Effect of substrate metallization on mechanical properties of Sn–3.5Ag BGA solder joints with multiple reflows

Abstract

The microstructural evolutions and shear properties of the Sn–3.5Ag (in wt%) BGA solder joints were investigated in terms of the effects of various substrate metallization methods with multiple reflows. A continuous scallop-shaped Cu 6Sn 5 intermetallic compound (IMC) layer was formed at the solder/Cu interface, whereas a reaction layer between the solder and electrolytic Ni/Au substrate was analyzed to be a continuous Ni 3Sn 4 IMC layer.

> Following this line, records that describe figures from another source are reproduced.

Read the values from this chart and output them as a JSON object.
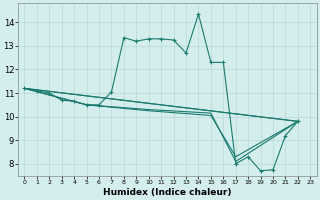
{
  "xlabel": "Humidex (Indice chaleur)",
  "background_color": "#d4eeee",
  "grid_color": "#b8d8d8",
  "line_color": "#1a7a6e",
  "xlim": [
    -0.5,
    23.5
  ],
  "ylim": [
    7.5,
    14.8
  ],
  "yticks": [
    8,
    9,
    10,
    11,
    12,
    13,
    14
  ],
  "xticks": [
    0,
    1,
    2,
    3,
    4,
    5,
    6,
    7,
    8,
    9,
    10,
    11,
    12,
    13,
    14,
    15,
    16,
    17,
    18,
    19,
    20,
    21,
    22,
    23
  ],
  "curves": [
    {
      "x": [
        0,
        1,
        2,
        3,
        4,
        5,
        6,
        7,
        8,
        9,
        10,
        11,
        12,
        13,
        14,
        15,
        16,
        17,
        18,
        19,
        20,
        21,
        22
      ],
      "y": [
        11.2,
        11.1,
        11.0,
        10.7,
        10.65,
        10.5,
        10.5,
        11.05,
        13.35,
        13.2,
        13.3,
        13.3,
        13.25,
        12.7,
        14.35,
        12.3,
        12.3,
        8.0,
        8.3,
        7.7,
        7.75,
        9.2,
        9.8
      ]
    },
    {
      "x": [
        0,
        22
      ],
      "y": [
        11.2,
        9.8
      ]
    },
    {
      "x": [
        0,
        22
      ],
      "y": [
        11.2,
        9.8
      ]
    },
    {
      "x": [
        0,
        5,
        10,
        15,
        17,
        22
      ],
      "y": [
        11.2,
        10.5,
        10.3,
        10.15,
        8.1,
        9.8
      ]
    },
    {
      "x": [
        0,
        5,
        10,
        15,
        17,
        22
      ],
      "y": [
        11.2,
        10.5,
        10.25,
        10.05,
        8.3,
        9.8
      ]
    }
  ]
}
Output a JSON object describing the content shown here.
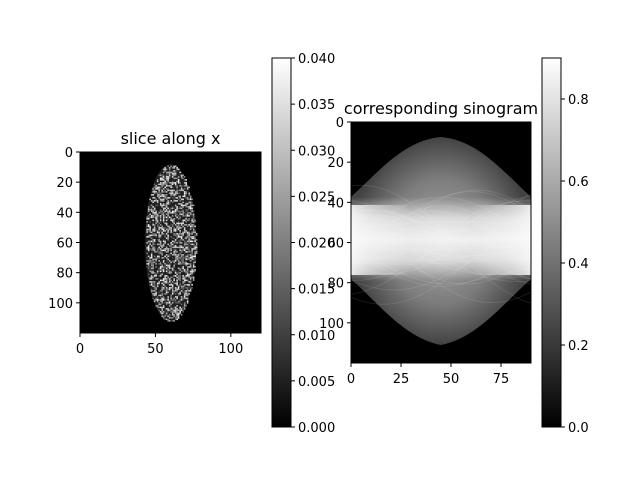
{
  "chart_data": [
    {
      "type": "heatmap",
      "title": "slice along x",
      "xlabel": "",
      "ylabel": "",
      "colormap": "gray",
      "xlim": [
        0,
        120
      ],
      "ylim": [
        120,
        0
      ],
      "x_ticks": [
        0,
        50,
        100
      ],
      "y_ticks": [
        0,
        20,
        40,
        60,
        80,
        100
      ],
      "content": "speckled noisy vertical ellipse on black background",
      "ellipse": {
        "center_x": 60,
        "center_y": 60,
        "semi_axis_x": 17,
        "semi_axis_y": 52
      },
      "colorbar": {
        "range": [
          0.0,
          0.04
        ],
        "ticks": [
          "0.000",
          "0.005",
          "0.010",
          "0.015",
          "0.020",
          "0.025",
          "0.030",
          "0.035",
          "0.040"
        ]
      }
    },
    {
      "type": "heatmap",
      "title": "corresponding sinogram",
      "xlabel": "",
      "ylabel": "",
      "colormap": "gray",
      "xlim": [
        0,
        90
      ],
      "ylim": [
        120,
        0
      ],
      "x_ticks": [
        0,
        25,
        50,
        75
      ],
      "y_ticks": [
        0,
        20,
        40,
        60,
        80,
        100
      ],
      "content": "sinogram of ellipse: bright horizontal band at rows ~45-75 near angles 0 and 90, wide faint lobe spanning rows ~8-112 near angle 45",
      "colorbar": {
        "range": [
          0.0,
          0.9
        ],
        "ticks": [
          "0.0",
          "0.2",
          "0.4",
          "0.6",
          "0.8"
        ]
      }
    }
  ]
}
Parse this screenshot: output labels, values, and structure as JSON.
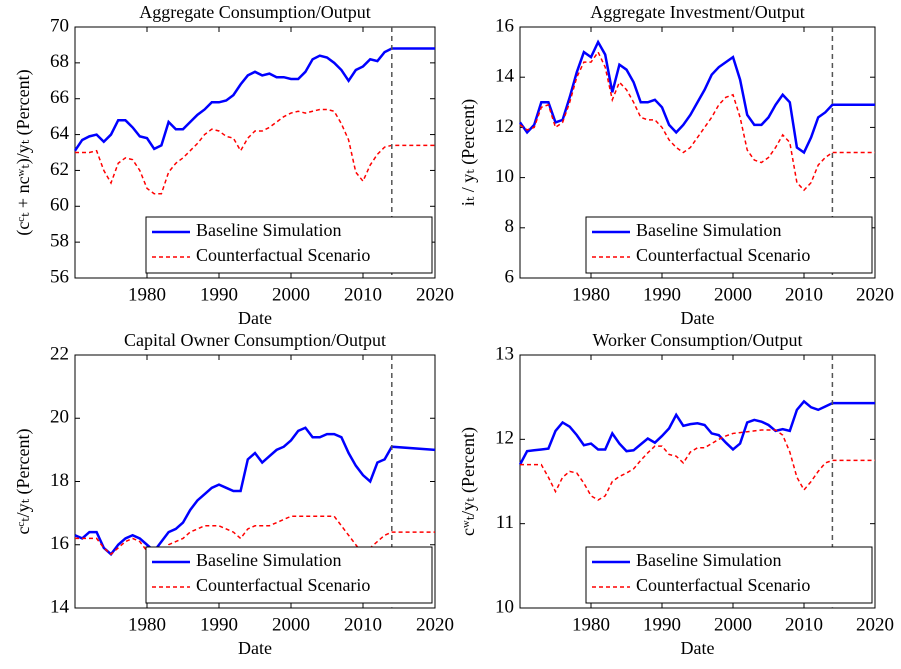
{
  "chart_data": [
    {
      "type": "line",
      "title": "Aggregate Consumption/Output",
      "xlabel": "Date",
      "ylabel": "(cᶜₜ + ncʷₜ)/yₜ (Percent)",
      "x": [
        1970,
        1971,
        1972,
        1973,
        1974,
        1975,
        1976,
        1977,
        1978,
        1979,
        1980,
        1981,
        1982,
        1983,
        1984,
        1985,
        1986,
        1987,
        1988,
        1989,
        1990,
        1991,
        1992,
        1993,
        1994,
        1995,
        1996,
        1997,
        1998,
        1999,
        2000,
        2001,
        2002,
        2003,
        2004,
        2005,
        2006,
        2007,
        2008,
        2009,
        2010,
        2011,
        2012,
        2013,
        2014,
        2020
      ],
      "series": [
        {
          "name": "Baseline Simulation",
          "color": "#0000ff",
          "style": "solid",
          "values": [
            63.1,
            63.7,
            63.9,
            64.0,
            63.6,
            64.0,
            64.8,
            64.8,
            64.4,
            63.9,
            63.8,
            63.2,
            63.4,
            64.7,
            64.3,
            64.3,
            64.7,
            65.1,
            65.4,
            65.8,
            65.8,
            65.9,
            66.2,
            66.8,
            67.3,
            67.5,
            67.3,
            67.4,
            67.2,
            67.2,
            67.1,
            67.1,
            67.5,
            68.2,
            68.4,
            68.3,
            68.0,
            67.6,
            67.0,
            67.6,
            67.8,
            68.2,
            68.1,
            68.6,
            68.8,
            68.8
          ]
        },
        {
          "name": "Counterfactual Scenario",
          "color": "#ff0000",
          "style": "dashed",
          "values": [
            63.0,
            63.0,
            63.0,
            63.1,
            62.0,
            61.3,
            62.4,
            62.7,
            62.6,
            62.0,
            61.0,
            60.7,
            60.7,
            61.9,
            62.4,
            62.7,
            63.1,
            63.5,
            64.0,
            64.3,
            64.2,
            63.9,
            63.8,
            63.1,
            63.8,
            64.2,
            64.2,
            64.4,
            64.7,
            65.0,
            65.2,
            65.3,
            65.2,
            65.3,
            65.4,
            65.4,
            65.3,
            64.6,
            63.7,
            61.9,
            61.4,
            62.3,
            62.9,
            63.3,
            63.4,
            63.4
          ]
        }
      ],
      "xlim": [
        1970,
        2020
      ],
      "xticks": [
        1980,
        1990,
        2000,
        2010,
        2020
      ],
      "ylim": [
        56,
        70
      ],
      "yticks": [
        56,
        58,
        60,
        62,
        64,
        66,
        68,
        70
      ],
      "vline": 2014,
      "legend": "lower right"
    },
    {
      "type": "line",
      "title": "Aggregate Investment/Output",
      "xlabel": "Date",
      "ylabel": "iₜ / yₜ (Percent)",
      "x": [
        1970,
        1971,
        1972,
        1973,
        1974,
        1975,
        1976,
        1977,
        1978,
        1979,
        1980,
        1981,
        1982,
        1983,
        1984,
        1985,
        1986,
        1987,
        1988,
        1989,
        1990,
        1991,
        1992,
        1993,
        1994,
        1995,
        1996,
        1997,
        1998,
        1999,
        2000,
        2001,
        2002,
        2003,
        2004,
        2005,
        2006,
        2007,
        2008,
        2009,
        2010,
        2011,
        2012,
        2013,
        2014,
        2020
      ],
      "series": [
        {
          "name": "Baseline Simulation",
          "color": "#0000ff",
          "style": "solid",
          "values": [
            12.2,
            11.8,
            12.1,
            13.0,
            13.0,
            12.2,
            12.3,
            13.2,
            14.2,
            15.0,
            14.8,
            15.4,
            14.9,
            13.4,
            14.5,
            14.3,
            13.8,
            13.0,
            13.0,
            13.1,
            12.8,
            12.1,
            11.8,
            12.1,
            12.5,
            13.0,
            13.5,
            14.1,
            14.4,
            14.6,
            14.8,
            13.9,
            12.5,
            12.1,
            12.1,
            12.4,
            12.9,
            13.3,
            13.0,
            11.2,
            11.0,
            11.6,
            12.4,
            12.6,
            12.9,
            12.9
          ]
        },
        {
          "name": "Counterfactual Scenario",
          "color": "#ff0000",
          "style": "dashed",
          "values": [
            12.1,
            11.9,
            12.0,
            12.8,
            12.9,
            12.0,
            12.2,
            13.0,
            14.0,
            14.6,
            14.6,
            15.0,
            14.4,
            13.1,
            13.8,
            13.5,
            13.0,
            12.4,
            12.3,
            12.3,
            12.0,
            11.5,
            11.2,
            11.0,
            11.2,
            11.6,
            12.0,
            12.4,
            12.9,
            13.2,
            13.3,
            12.4,
            11.1,
            10.7,
            10.6,
            10.8,
            11.2,
            11.7,
            11.4,
            9.8,
            9.5,
            9.8,
            10.5,
            10.8,
            11.0,
            11.0
          ]
        }
      ],
      "xlim": [
        1970,
        2020
      ],
      "xticks": [
        1980,
        1990,
        2000,
        2010,
        2020
      ],
      "ylim": [
        6,
        16
      ],
      "yticks": [
        6,
        8,
        10,
        12,
        14,
        16
      ],
      "vline": 2014,
      "legend": "lower right"
    },
    {
      "type": "line",
      "title": "Capital Owner Consumption/Output",
      "xlabel": "Date",
      "ylabel": "cᶜₜ/yₜ (Percent)",
      "x": [
        1970,
        1971,
        1972,
        1973,
        1974,
        1975,
        1976,
        1977,
        1978,
        1979,
        1980,
        1981,
        1982,
        1983,
        1984,
        1985,
        1986,
        1987,
        1988,
        1989,
        1990,
        1991,
        1992,
        1993,
        1994,
        1995,
        1996,
        1997,
        1998,
        1999,
        2000,
        2001,
        2002,
        2003,
        2004,
        2005,
        2006,
        2007,
        2008,
        2009,
        2010,
        2011,
        2012,
        2013,
        2014,
        2020
      ],
      "series": [
        {
          "name": "Baseline Simulation",
          "color": "#0000ff",
          "style": "solid",
          "values": [
            16.3,
            16.2,
            16.4,
            16.4,
            15.9,
            15.7,
            16.0,
            16.2,
            16.3,
            16.2,
            16.0,
            15.8,
            16.1,
            16.4,
            16.5,
            16.7,
            17.1,
            17.4,
            17.6,
            17.8,
            17.9,
            17.8,
            17.7,
            17.7,
            18.7,
            18.9,
            18.6,
            18.8,
            19.0,
            19.1,
            19.3,
            19.6,
            19.7,
            19.4,
            19.4,
            19.5,
            19.5,
            19.4,
            18.9,
            18.5,
            18.2,
            18.0,
            18.6,
            18.7,
            19.1,
            19.0
          ]
        },
        {
          "name": "Counterfactual Scenario",
          "color": "#ff0000",
          "style": "dashed",
          "values": [
            16.2,
            16.2,
            16.2,
            16.2,
            15.9,
            15.7,
            15.9,
            16.1,
            16.2,
            16.1,
            15.8,
            15.6,
            15.7,
            16.0,
            16.1,
            16.2,
            16.4,
            16.5,
            16.6,
            16.6,
            16.6,
            16.5,
            16.4,
            16.2,
            16.5,
            16.6,
            16.6,
            16.6,
            16.7,
            16.8,
            16.9,
            16.9,
            16.9,
            16.9,
            16.9,
            16.9,
            16.9,
            16.6,
            16.3,
            16.0,
            15.7,
            15.9,
            16.1,
            16.3,
            16.4,
            16.4
          ]
        }
      ],
      "xlim": [
        1970,
        2020
      ],
      "xticks": [
        1980,
        1990,
        2000,
        2010,
        2020
      ],
      "ylim": [
        14,
        22
      ],
      "yticks": [
        14,
        16,
        18,
        20,
        22
      ],
      "vline": 2014,
      "legend": "lower right"
    },
    {
      "type": "line",
      "title": "Worker Consumption/Output",
      "xlabel": "Date",
      "ylabel": "cʷₜ/yₜ (Percent)",
      "x": [
        1970,
        1971,
        1972,
        1973,
        1974,
        1975,
        1976,
        1977,
        1978,
        1979,
        1980,
        1981,
        1982,
        1983,
        1984,
        1985,
        1986,
        1987,
        1988,
        1989,
        1990,
        1991,
        1992,
        1993,
        1994,
        1995,
        1996,
        1997,
        1998,
        1999,
        2000,
        2001,
        2002,
        2003,
        2004,
        2005,
        2006,
        2007,
        2008,
        2009,
        2010,
        2011,
        2012,
        2013,
        2014,
        2020
      ],
      "series": [
        {
          "name": "Baseline Simulation",
          "color": "#0000ff",
          "style": "solid",
          "values": [
            11.7,
            11.86,
            11.87,
            11.88,
            11.89,
            12.1,
            12.2,
            12.15,
            12.05,
            11.93,
            11.95,
            11.88,
            11.88,
            12.07,
            11.95,
            11.86,
            11.87,
            11.94,
            12.01,
            11.96,
            12.04,
            12.13,
            12.29,
            12.16,
            12.18,
            12.19,
            12.17,
            12.07,
            12.05,
            11.96,
            11.88,
            11.95,
            12.2,
            12.23,
            12.21,
            12.17,
            12.1,
            12.12,
            12.1,
            12.35,
            12.45,
            12.38,
            12.35,
            12.39,
            12.43,
            12.43
          ]
        },
        {
          "name": "Counterfactual Scenario",
          "color": "#ff0000",
          "style": "dashed",
          "values": [
            11.7,
            11.7,
            11.7,
            11.7,
            11.55,
            11.38,
            11.55,
            11.62,
            11.6,
            11.48,
            11.33,
            11.28,
            11.33,
            11.5,
            11.56,
            11.6,
            11.65,
            11.75,
            11.84,
            11.92,
            11.92,
            11.82,
            11.8,
            11.72,
            11.85,
            11.9,
            11.9,
            11.95,
            12.0,
            12.04,
            12.07,
            12.08,
            12.09,
            12.1,
            12.11,
            12.11,
            12.11,
            12.05,
            11.85,
            11.55,
            11.4,
            11.5,
            11.62,
            11.72,
            11.75,
            11.75
          ]
        }
      ],
      "xlim": [
        1970,
        2020
      ],
      "xticks": [
        1980,
        1990,
        2000,
        2010,
        2020
      ],
      "ylim": [
        10,
        13
      ],
      "yticks": [
        10,
        11,
        12,
        13
      ],
      "vline": 2014,
      "legend": "lower right"
    }
  ]
}
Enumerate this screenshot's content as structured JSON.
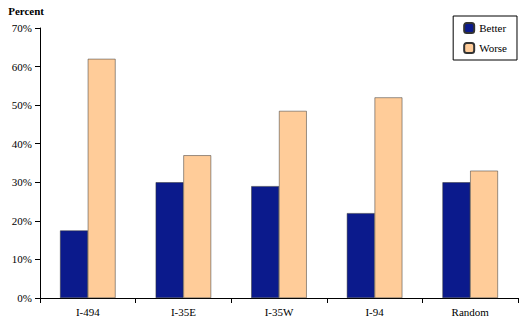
{
  "chart_data": {
    "type": "bar",
    "y_label": "Percent",
    "categories": [
      "I-494",
      "I-35E",
      "I-35W",
      "I-94",
      "Random"
    ],
    "series": [
      {
        "name": "Better",
        "color": "#0b1a8c",
        "values": [
          17.5,
          30,
          29,
          22,
          30
        ]
      },
      {
        "name": "Worse",
        "color": "#ffcc99",
        "values": [
          62,
          37,
          48.5,
          52,
          33
        ]
      }
    ],
    "ylim": [
      0,
      70
    ],
    "yticks": [
      {
        "value": 0,
        "label": "0%"
      },
      {
        "value": 10,
        "label": "10%"
      },
      {
        "value": 20,
        "label": "20%"
      },
      {
        "value": 30,
        "label": "30%"
      },
      {
        "value": 40,
        "label": "40%"
      },
      {
        "value": 50,
        "label": "50%"
      },
      {
        "value": 60,
        "label": "60%"
      },
      {
        "value": 70,
        "label": "70%"
      }
    ],
    "grid": false,
    "legend": "top-right"
  }
}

The thickness of the IMC layers increased with the number of reflows. The reaction products between the solder and electroless Ni/immersion Au (ENIG) substrate were three distinctive layers consisting of Ni 3Sn 4, Ni–Sn–P and Ni 3P. The spalling of the Ni 3Sn 4 IMC and the growth of Ni–Sn–P and Ni 3P layers were observed with the number of reflows. The shear properties of the Sn–3.5Ag/Cu solder joints were nearly consistent with the multiple reflows. The electrolytic Ni/Au substrate provided the excellent mechanical properties of the Sn–3.5Ag BGA solder joints. The shear properties of the Sn–3.5Ag/ENIG solder joints significantly decreased with the multiple reflows.